Ses racines plongent dans l’humus des années 1970. L’écorce Led Zeppelin et blues enveloppe un tronc en Black Sabbath. La variété des inspirations fait pousser des branches maghrébines et Pink-Floydiennes, tandis qu’un vent country et rock sudiste agite les feuilles.
The High Country révèle un cœur énorme. Pas étonnant quand on sait quelle sève le fait battre. Le batteur Marc Varez (ex-Vulcain) dégage de ses fûts un feeling à éclairer une nuit sans Lune. Il s’est entouré de l’Américain Ian Kent, à la voix enveloppante et rappeuse juste ce qu’il faut, de Sami (basse), d’Olivier Jargeais (guitare) et de Smail “Zogo“ Guerioum (percussions et chant oriental).
Il n’est pourtant pas question ici de hard-rock. Piano, banjo, guitare slide, mandoline, dobro et bodhran (Alan Dune) hantent les morceaux. Loin de la simple juxtaposition, toutes ces couleurs peignent un paysage chatoyant mais complètement homogène. La dominante reste l’amitié et le plaisir de jouer, quasiment palpables. La liste des invités tient du all-star band du hard français : Vincent Puzzio (Vulcain) à la basse, Patrick Rondat (Jean-Michel Jarre, Elegy), Jean-Marc Tristani (Massacra) et Tchak (Blackstone 1.0) côté guitares, Deborah Lee pour le chant…
Le travail sur les grattes pose des ambiance de soleil en rase-motte sur la sierra, où les solos jouent le cavalier sortant de l’obscurité. On entendrait presque la queue d’un serpent à sonnettes. On pense parfois au Little Bob de Lost Territories. Et comme Little Bob, Blackstone n’arrachera aucun hit. Mais ses musiciens ont touché à l’essentiel, en nous emmenant ailleurs, galopant vers l’aventure. Avec, en chasseur de prime, des textes qui enfoncent la plupart de la concurrence dans leurs sables mouvants de médiocrité.

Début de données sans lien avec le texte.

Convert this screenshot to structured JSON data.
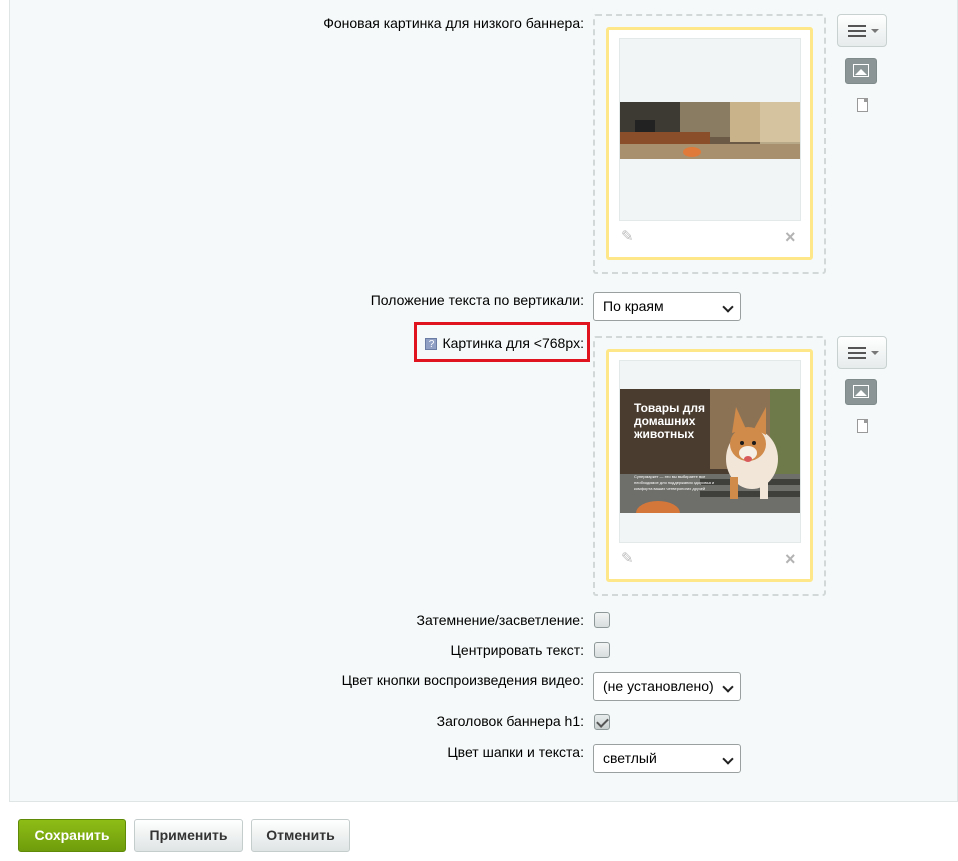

Le morceau Out Of Nowhere, qui achève le disque et l’auditeur, constitue l’illustration parfaite de ce rock en liberté. On ne voit pas passer ses 6’44“mn tellement elles s’avèrent envoûtantes : une porte claque ; sur une touche d’orgue monte un chant masculin arabisant, qui précède la voix blues. La guitare acoustique nous ramène en Espagne, en compagnie de la première voix. Et, toujours sur un nuage d’orgue, la batterie s’incruste, subtile mais lourde. Surviennent alors les fantômes de Roger Waters et David Gilmour, dans les intonations de la guitare électrique et bientôt de la voix de Ian Kent. Patrick Rondat, dont les solos font beaucoup sans jamais en faire trop, se trouve secondé d’un coup par des accords heavy. Le chant devient plus agressif. Break. Distorsions lancinantes, psychédéliques. Cloche. Fade-out sur battement d’horloge. The end.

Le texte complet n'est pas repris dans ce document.